In un comunicato, Vivi Camerano s’interroga: “Sprar si o no? Non crediamo sia la domanda giusta…”. Ecco il testo integrale.

“Sulla questione SPRAR “Vivi Camerano” non intende restare in silenzio. La questione, però, è complessa e delicata e non può essere affrontata in maniera semplicistica o allarmistica, come abbiamo visto fare nei giorni scorsi dalla maggioranza e dall’opposizione. Siamo convinti che, come amministratori, non possiamo dividerci semplicemente tra favorevoli e contrari, tra “buoni” e “cattivi”.

La nostra obiezione è, innanzitutto, un’obiezione di metodo, per una scelta che ci sembra superficiale e avventata per i seguenti motivi:

  • Nessun accenno della scelta di aderire al progetto SPRAR è stato fatto dall’amministrazione nel corso dei vari incontri per la presentazione del cosiddetto “bilancio partecipato”. Offrire alla comunità un’informazione chiara e precisa su tale scelta avrebbe certamente consentito un approccio più sereno da parte di tutti, evitando il diffondersi di paure e risposte emotive che possono essere facilmente strumentalizzate politicamente, come nel caso della proposta da parte di “Camerano Operazione Futuro” di indire un referendum consultivo – referendum, per inciso, non realizzabile in quanto non è stato mai approvato il Regolamento attuativo richiesto dallo Statuto Comunale all’art. 40 comma 3.
  • Se l’obiettivo è quello di rendere Camerano una comunità accogliente, la scelta dell’accoglienza non può essere imposta dall’alto, né dalla Prefettura né tantomeno dall’Amministrazione. Una comunità accogliente va costruita attraverso percorsi di educazione all’interculturalità e di condivisione di valori e di scelte. L’amministrazione comunale, invece, non ha messo i suoi cittadini in grado di poter partecipare all’assunzione responsabile di una scelta così importante.
Riccardo Picciafuoco, capogruppo e consigliere di Vivi Camerano
Riccardo Picciafuoco, capogruppo di Vivi Camerano

“Vivi Camerano” crede che il diritto alla condivisione delle scelte, alla partecipazione, alla trasparenza e alla corretta informazione siano diritti inderogabili dei cittadini! L’attenzione alla persona di cui tanto l’amministrazione si vanta, non può che passare, in primo luogo, per una sincera attenzione alle esigenze degli abitanti di Camerano.

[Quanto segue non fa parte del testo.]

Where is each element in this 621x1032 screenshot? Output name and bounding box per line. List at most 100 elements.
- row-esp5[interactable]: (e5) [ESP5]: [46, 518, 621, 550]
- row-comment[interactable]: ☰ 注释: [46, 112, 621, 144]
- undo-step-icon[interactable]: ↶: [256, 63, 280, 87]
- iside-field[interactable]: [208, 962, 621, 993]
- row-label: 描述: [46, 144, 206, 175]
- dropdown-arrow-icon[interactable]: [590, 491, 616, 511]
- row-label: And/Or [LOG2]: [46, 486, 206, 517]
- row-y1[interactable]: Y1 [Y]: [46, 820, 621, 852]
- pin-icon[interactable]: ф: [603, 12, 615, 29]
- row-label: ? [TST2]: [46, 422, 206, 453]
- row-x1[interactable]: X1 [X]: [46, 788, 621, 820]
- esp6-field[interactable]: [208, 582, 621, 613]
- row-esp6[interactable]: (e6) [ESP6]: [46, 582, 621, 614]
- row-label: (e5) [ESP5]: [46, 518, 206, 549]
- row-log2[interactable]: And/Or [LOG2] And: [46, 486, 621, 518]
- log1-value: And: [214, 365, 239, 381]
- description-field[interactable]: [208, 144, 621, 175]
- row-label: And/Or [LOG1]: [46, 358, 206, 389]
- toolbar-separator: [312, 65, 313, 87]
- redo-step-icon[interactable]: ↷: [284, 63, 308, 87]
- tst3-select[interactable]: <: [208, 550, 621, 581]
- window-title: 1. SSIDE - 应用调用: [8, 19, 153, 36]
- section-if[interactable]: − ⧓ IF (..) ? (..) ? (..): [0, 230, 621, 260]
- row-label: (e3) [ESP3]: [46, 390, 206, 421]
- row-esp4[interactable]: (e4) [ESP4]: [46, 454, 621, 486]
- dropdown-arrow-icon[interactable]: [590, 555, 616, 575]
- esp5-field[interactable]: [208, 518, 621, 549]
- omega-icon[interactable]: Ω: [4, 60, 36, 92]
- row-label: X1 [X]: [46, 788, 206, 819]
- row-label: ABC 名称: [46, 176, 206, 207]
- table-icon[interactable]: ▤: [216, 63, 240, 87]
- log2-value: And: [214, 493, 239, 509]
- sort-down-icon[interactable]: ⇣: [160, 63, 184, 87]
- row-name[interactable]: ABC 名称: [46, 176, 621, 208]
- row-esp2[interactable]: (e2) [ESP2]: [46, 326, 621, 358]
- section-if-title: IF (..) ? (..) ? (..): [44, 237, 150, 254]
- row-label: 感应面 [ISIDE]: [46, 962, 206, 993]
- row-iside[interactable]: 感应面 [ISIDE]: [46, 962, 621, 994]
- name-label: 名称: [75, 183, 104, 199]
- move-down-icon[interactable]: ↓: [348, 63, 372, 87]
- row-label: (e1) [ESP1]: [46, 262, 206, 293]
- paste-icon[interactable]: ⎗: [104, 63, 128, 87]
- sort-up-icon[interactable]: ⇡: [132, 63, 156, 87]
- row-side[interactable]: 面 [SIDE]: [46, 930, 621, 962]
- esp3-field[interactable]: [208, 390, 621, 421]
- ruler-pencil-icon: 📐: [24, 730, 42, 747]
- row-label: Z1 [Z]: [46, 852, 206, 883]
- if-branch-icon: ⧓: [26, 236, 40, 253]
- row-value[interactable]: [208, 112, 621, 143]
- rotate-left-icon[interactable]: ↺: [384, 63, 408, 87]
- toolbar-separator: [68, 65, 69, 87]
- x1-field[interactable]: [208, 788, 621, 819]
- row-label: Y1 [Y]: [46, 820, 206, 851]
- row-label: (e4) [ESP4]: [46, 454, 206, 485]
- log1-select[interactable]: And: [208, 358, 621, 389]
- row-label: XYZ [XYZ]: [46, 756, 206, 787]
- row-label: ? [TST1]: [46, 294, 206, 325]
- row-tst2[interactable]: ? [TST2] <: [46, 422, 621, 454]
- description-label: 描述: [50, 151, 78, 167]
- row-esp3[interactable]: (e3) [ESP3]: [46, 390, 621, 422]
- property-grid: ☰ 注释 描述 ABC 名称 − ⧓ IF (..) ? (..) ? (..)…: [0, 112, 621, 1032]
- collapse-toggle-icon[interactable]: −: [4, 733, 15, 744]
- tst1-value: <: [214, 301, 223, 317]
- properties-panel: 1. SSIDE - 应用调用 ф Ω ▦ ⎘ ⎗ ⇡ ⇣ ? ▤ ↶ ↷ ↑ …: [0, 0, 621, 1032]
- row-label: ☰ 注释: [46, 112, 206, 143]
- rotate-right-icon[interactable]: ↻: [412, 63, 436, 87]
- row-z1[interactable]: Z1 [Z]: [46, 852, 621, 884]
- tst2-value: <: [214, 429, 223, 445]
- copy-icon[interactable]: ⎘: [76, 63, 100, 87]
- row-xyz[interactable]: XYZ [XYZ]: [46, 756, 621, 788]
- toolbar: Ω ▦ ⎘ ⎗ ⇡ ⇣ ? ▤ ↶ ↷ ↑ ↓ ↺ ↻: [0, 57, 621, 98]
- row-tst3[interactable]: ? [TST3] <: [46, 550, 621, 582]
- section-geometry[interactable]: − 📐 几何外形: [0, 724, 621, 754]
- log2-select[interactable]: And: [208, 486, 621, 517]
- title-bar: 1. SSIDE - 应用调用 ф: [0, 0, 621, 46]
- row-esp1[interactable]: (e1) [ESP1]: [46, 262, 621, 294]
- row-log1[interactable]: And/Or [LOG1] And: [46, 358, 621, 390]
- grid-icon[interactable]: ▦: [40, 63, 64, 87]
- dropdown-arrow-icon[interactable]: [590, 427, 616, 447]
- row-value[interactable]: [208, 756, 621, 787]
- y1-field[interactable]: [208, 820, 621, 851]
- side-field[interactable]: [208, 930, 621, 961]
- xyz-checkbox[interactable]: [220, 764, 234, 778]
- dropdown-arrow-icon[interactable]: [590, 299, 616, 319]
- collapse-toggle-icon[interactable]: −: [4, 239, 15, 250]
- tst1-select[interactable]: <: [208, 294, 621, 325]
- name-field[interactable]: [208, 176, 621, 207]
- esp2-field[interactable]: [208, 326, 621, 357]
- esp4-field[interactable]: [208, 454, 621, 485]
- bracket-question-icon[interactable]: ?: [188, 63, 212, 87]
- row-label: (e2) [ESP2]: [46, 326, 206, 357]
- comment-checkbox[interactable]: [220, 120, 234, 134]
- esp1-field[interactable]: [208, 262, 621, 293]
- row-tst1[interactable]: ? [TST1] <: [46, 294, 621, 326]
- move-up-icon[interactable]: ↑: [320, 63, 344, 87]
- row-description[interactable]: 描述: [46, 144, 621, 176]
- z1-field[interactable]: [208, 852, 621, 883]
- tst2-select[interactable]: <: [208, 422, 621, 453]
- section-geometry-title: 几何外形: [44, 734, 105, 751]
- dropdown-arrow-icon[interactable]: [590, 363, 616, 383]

A queste obiezioni di metodo aggiungiamo, poi, obiezioni di merito. Nonostante, infatti, la legge 189/2002 (cosiddetta “Bossi-Fini”) lo preveda, l’amministrazione comunale non ha presentato alcun progetto concreto in base al quale realizzare un’accoglienza che vada oltre la semplice ospitalità e abbia come obiettivo la piena integrazione. L’assenza di un progetto, oltre a indebolire l’integrazione sociale e culturale, espone al rischio che si infiltrino organizzazioni dalla gestione poco trasparente. Ci sembra, pertanto, indispensabile che ogni eventuale adesione al progetto SPRAR avvenga sulla base di un progetto organico e dettagliato di ambito intercomunale, concertato con le associazioni di volontariato del territorio.

Aggiungiamo, poi, le nostre preoccupazioni per una situazione sociale che a Camerano presenta già da sé evidenti difficoltà che l’amministrazione fa fatica a gestire. In sede di discussione di bilancio la Sindaca stessa ha dichiarato la presenza di famiglie in difficoltà che non riescono a far fronte ai propri bisogni essenziali in maniera autonoma. Inoltre l’amministrazione non riesce a trovare risorse finanziare per restituire una sede dignitosa al Centro Sociale San Germano o alla Croce Gialla. Ci chiediamo, allora, come potrà gestire la serie complessa dei servizi collaterali richiesti dall’adesione allo SPRAR (inserimento scolastico, supporto linguistico, assistenza sanitaria, etc.) un’amministrazione comunale che non riesce a garantire ai propri cittadini gli standard di base per i servizi sociali?»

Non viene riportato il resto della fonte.